An animated series adaptation Stillwater was released on Apple TV+ on December 4, 2020.

==Plot==
Three children, Karl, Michael and Addy, encounter a giant panda named Stillwater. The panda carries a red umbrella and speaks in a "slight panda accent". For the next three days, the three kids visit Stillwater. The panda rewards each with instructive anecdotes. To Michael he tells a story about good and bad boundaries, he tells Addy a story about the value of material goods, and Karl a story on how to hold frustration. Two of them are from Zen Buddhist literature and the other story is from Taoism. The stories illustrate the importance of meditation, and encourage readers to think about things that may be hard to imagine. They have strong themes about open-mindedness, compassion, and not getting too upset about things.

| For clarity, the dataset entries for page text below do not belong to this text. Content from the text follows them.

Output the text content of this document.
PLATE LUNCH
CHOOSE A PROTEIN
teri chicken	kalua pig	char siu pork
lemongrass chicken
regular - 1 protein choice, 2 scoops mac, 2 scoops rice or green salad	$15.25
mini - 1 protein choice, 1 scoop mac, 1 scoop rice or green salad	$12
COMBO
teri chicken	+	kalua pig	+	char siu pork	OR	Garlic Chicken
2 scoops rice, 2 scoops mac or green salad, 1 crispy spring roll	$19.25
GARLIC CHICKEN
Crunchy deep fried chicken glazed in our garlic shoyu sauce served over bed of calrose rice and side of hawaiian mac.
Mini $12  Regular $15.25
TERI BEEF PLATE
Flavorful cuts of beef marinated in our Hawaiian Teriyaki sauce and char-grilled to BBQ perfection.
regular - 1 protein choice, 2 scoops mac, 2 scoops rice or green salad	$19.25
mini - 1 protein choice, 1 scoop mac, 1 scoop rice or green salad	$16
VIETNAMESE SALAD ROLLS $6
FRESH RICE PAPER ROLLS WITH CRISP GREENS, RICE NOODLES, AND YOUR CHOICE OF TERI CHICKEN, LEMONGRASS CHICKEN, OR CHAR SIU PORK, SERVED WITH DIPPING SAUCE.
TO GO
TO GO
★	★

The name of the first story "Uncle Ry and the Moon" is a reference to the Zen hermit Ryokan Taigu. In it, Uncle Ry lives in a lonely place, and finds a thief in his house. Taking pity on the poverty of the thief, Ry gives him his own robe, his only possession.

The next story is the Taoist story of "The Farmer's Luck", where what first appears to be bad luck turns out to be good luck, and vice versa.

The final story "A Heavy Load" is a version of a Zen story of two monks who meet a woman unable to cross some water. The older monk carries the woman across, but she fails to thank him. The young monk broods on the incident, but the older one says, "I set the woman down hours ago. Why are you still carrying her?"

==Reception==
Bruno Navasky, of The New York Times, reviewed the book saying: "Muth attributes the third to a Taoist tradition, but for me it calls to mind most vividly the popular picture book Fortunately by Remy Charlip, with whom Muth has also worked. In any case, the cultural blurrings won't reduce the pleasure with which this book is received, and most children would surely vouchsafe Jon Muth the pleasure of a one-handed round of applause for his elegant tale". A Kirkus Reviews review says: "The Buddha lurks in the details here: Every word and image comes to make as perfect a picture book as can be". A Publishers Weekly review says that "readers will fall easily into the rhythm of visits to Stillwater and his storytelling sessions, and many more will fall in love with the panda, whose shape and size offer the children many opportunities for cuddling".

Zen Shorts spent 41 weeks on the New York Times bestseller list.

== Adaptations ==
In 2012, Zen Shorts was adapted into a stage play of the same name by Elizabeth Wong. It was directed by Sean Cawelti and John Norbori, and produced by the Rogue Artists Ensemble.

An animated children's television adaptation titled Stillwater, produced by Gaumont and Scholastic Entertainment for Apple TV+, was released on December 4, 2020.